​« Pisser dans toutes les directions »

Bob Chiarelli, ministre de l'Infrastructure de l'Ontario. Archives, #ONfr

[ANALYSE]

Le ministre Bob Chiarelli n’avait peut-être aucune arrière-pensée sexiste lorsqu’il a accusé, mercredi 4 mai, la chef néo-démocrate Andrea Horwath de « pisser dans toutes les directions » alors qu’elle s’éparpillait un peu dans ses questions à l’Assemblée législative de l’Ontario.

FRANÇOIS PIERRE DUFAULT
fpdufault@tfo.org | @fpdufault

Mais le moment ne pouvait pas être plus mal choisi.

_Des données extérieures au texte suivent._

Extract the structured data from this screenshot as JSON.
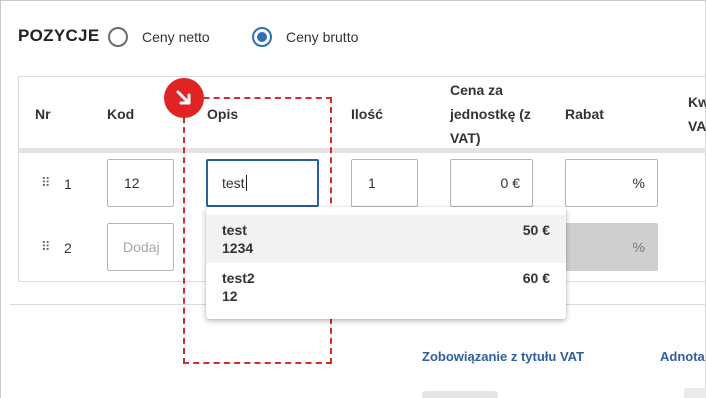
{
  "section": {
    "title": "POZYCJE"
  },
  "price_mode": {
    "options": [
      {
        "label": "Ceny netto",
        "selected": false
      },
      {
        "label": "Ceny brutto",
        "selected": true
      }
    ]
  },
  "table": {
    "columns": {
      "nr": "Nr",
      "kod": "Kod",
      "opis": "Opis",
      "ilosc": "Ilość",
      "cena_l1": "Cena za",
      "cena_l2": "jednostkę (z",
      "cena_l3": "VAT)",
      "rabat": "Rabat",
      "kw_l1": "Kw",
      "kw_l2": "VA"
    },
    "rows": [
      {
        "nr": "1",
        "kod": "12",
        "opis": "test",
        "ilosc": "1",
        "cena": "0 €",
        "rabat": "%"
      },
      {
        "nr": "2",
        "kod_placeholder": "Dodaj",
        "rabat": "%"
      }
    ]
  },
  "suggestions": [
    {
      "name": "test",
      "code": "1234",
      "price": "50 €"
    },
    {
      "name": "test2",
      "code": "12",
      "price": "60 €"
    }
  ],
  "links": {
    "vat": "Zobowiązanie z tytułu VAT",
    "notes": "Adnota"
  },
  "colors": {
    "accent": "#2f6db5",
    "annotation": "#d72b2b",
    "link": "#2f5f9e"
  },
  "icons": {
    "drag": "drag-handle-icon",
    "badge": "arrow-down-right-icon"
  }
}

Les comportements misogynes et sexistes sont sous la loupe à Queen’s Park depuis qu’une « blague » franchement déplacée du progressiste-conservateur Jack MacLaren à une députée fédérale a valu à l’élu de l’Est ontarien, il y a quelques semaines, une rétrogradation temporaire et un laissez-passer pour une formation de sensibilité.

Et avec raison.

Si les femmes prennent davantage la place qu’il leur revient sur les banquettes du pouvoir et de l’opposition et dans l’entourage des politiciens, la mentalité de « boys club », elle, reste bien imprégnée dans les boiseries anciennes de l’édifice législatif.

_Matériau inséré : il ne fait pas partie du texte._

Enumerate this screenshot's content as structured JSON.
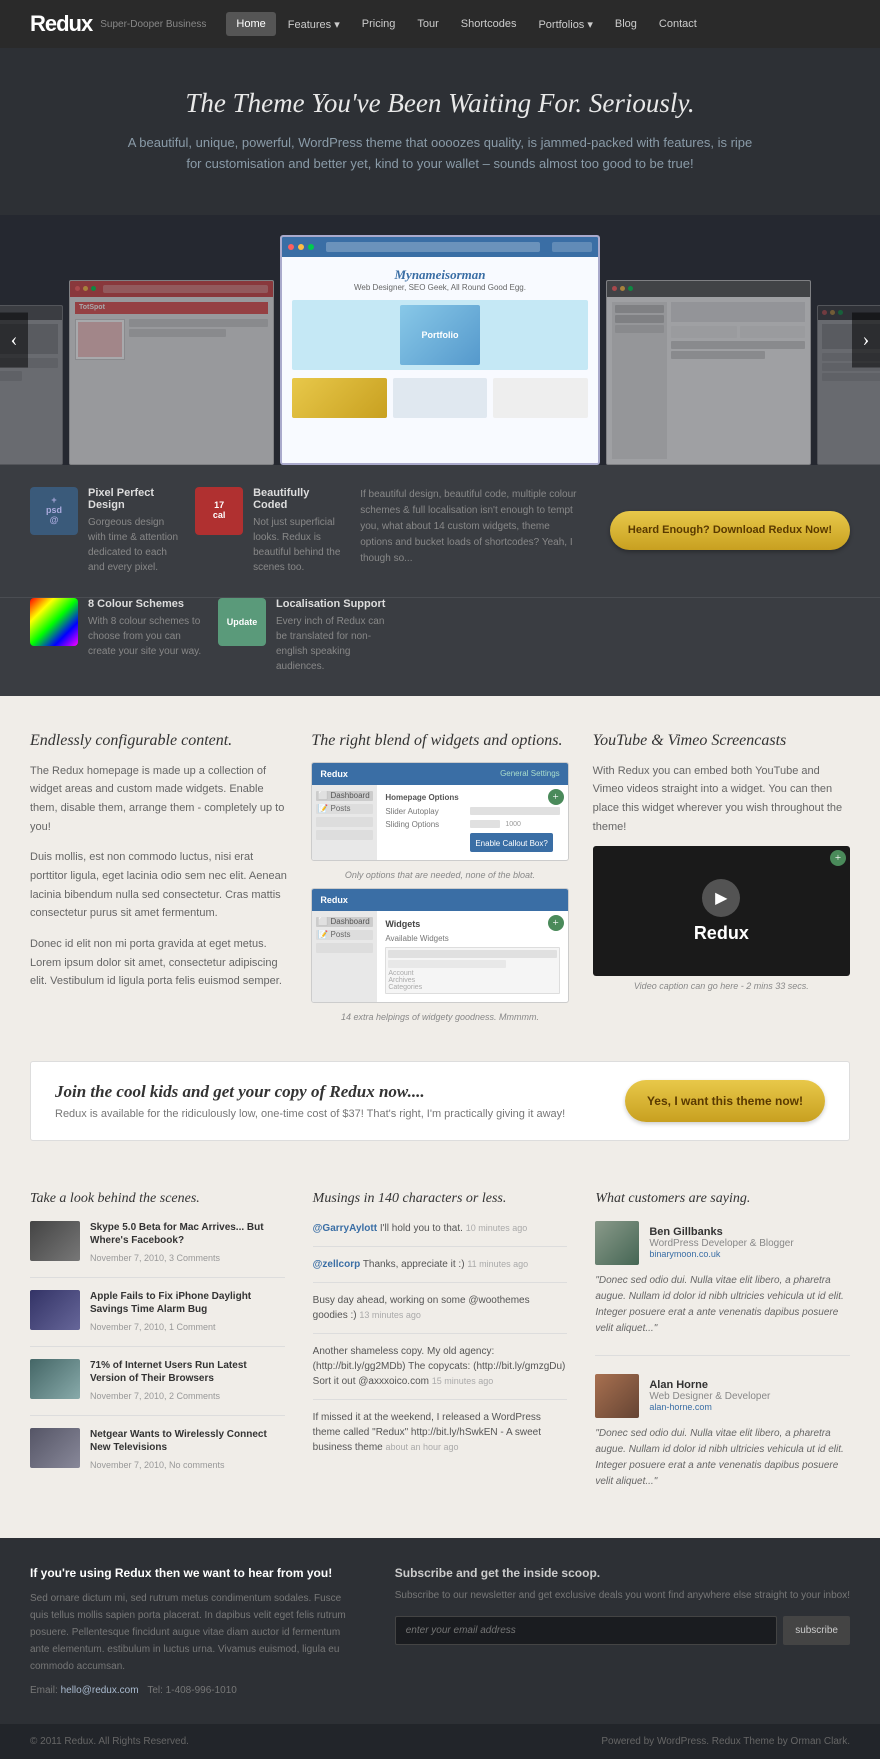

La première ministre Kathleen Wynne tente de changer le discours par rapport au harcèlement et à la violence sexuels. L’an dernier, elle a lancé à grand renfort de publicité sa stratégie Ce n’est jamais acceptable, dotée d’une enveloppe de 41 millions $ sur trois ans pour aider les femmes à dénoncer et à surmonter les abus.

Force est d’admettre que la chef libérale a du travail à faire dans son propre lieu de travail. Et au sein de son propre gouvernement.

Or, Mme Wynne, loin de condamner les propos de M. Chiarelli, a d’abord laissé entendre que son ministre de l’Énergie avait été mal cité. L’enregistrement est pourtant clair. L’élu d’Ottawa s’est bel et bien abaissé à parler de pipi dans le parlement provincial.

La révélation par la première ministre, cette semaine, de deux incidents d’inconduite sexuelle au sein de son caucus laisse aussi pantois. Elle a d’abord refusé d’identifier les présumés fautifs, citant des questions de confidentialité. Puis, elle a jeté aux lions l’ex-député Kim Craitor, de Niagara Falls, qu’elle aurait forcé à démissionner en 2013 à la suite d’une enquête interne. Et l’autre? Qui est-il? Siège-t-il toujours?

On comprend que les victimes d’inconduite sexuelle ne veulent pas toujours que leurs témoignages se retrouvent sur la place publique ou devant les tribunaux. On n’a qu’à revoir le procès de l’ancien animateur de radio Jian Ghomeshi pour s’en convaincre.

La chose à faire

Il y a un an et demi, Justin Trudeau, alors qu’il était dans l’opposition à Ottawa, n’a pas hésité à expulser deux de ses députés à la suite d’allégations d’inconduite sexuelle. C’était la chose à faire. Il a montré à tout le monde que de tels comportements ne sont « jamais acceptables ». Et il a laissé les victimes décider de la suite des choses en toute confidentialité.

Ce n’est pas dans l’intérêt de Mme Wynne de balayer les allégations d’inconduite de ses députés sous le tapis. C’est une bombe à retardement. Surtout si elle se permet, comme dans le cas de M. MacLaren, de faire la morale à ses rivaux.

Le chef progressiste-conservateur Patrick Brown n’est pas, non plus, sans reproche. Il a mis beaucoup de temps à réprimander M. MacLaren. Et c’est peut-être la découverte de faux témoignages d’appréciation sur le site Internet du député, bien plus que sa « blague » sexiste, qui lui a valu d’être mis en pénitence pendant un moment.

Andrea Horwath a raison de s’indigner. Et c’est de bonne guerre qu’elle réclame la démission de M. Chiarelli. Mais n’oublions pas que la chef néo-démocrate a été, elle aussi, très avare de commentaires lorsqu’un de ses candidats dans la région d’Ottawa a fait l’objet d’allégations d’agression sexuelle sur une jeune bénévole peu après les élections de 2014.

Le signal qu’envoient les élus à Queen’s Park est que « ce n’est jamais acceptable »… jusqu’à ce que ça devienne politique.

Cette analyse est publiée également dans le quotidien LeDroit du 7 mai.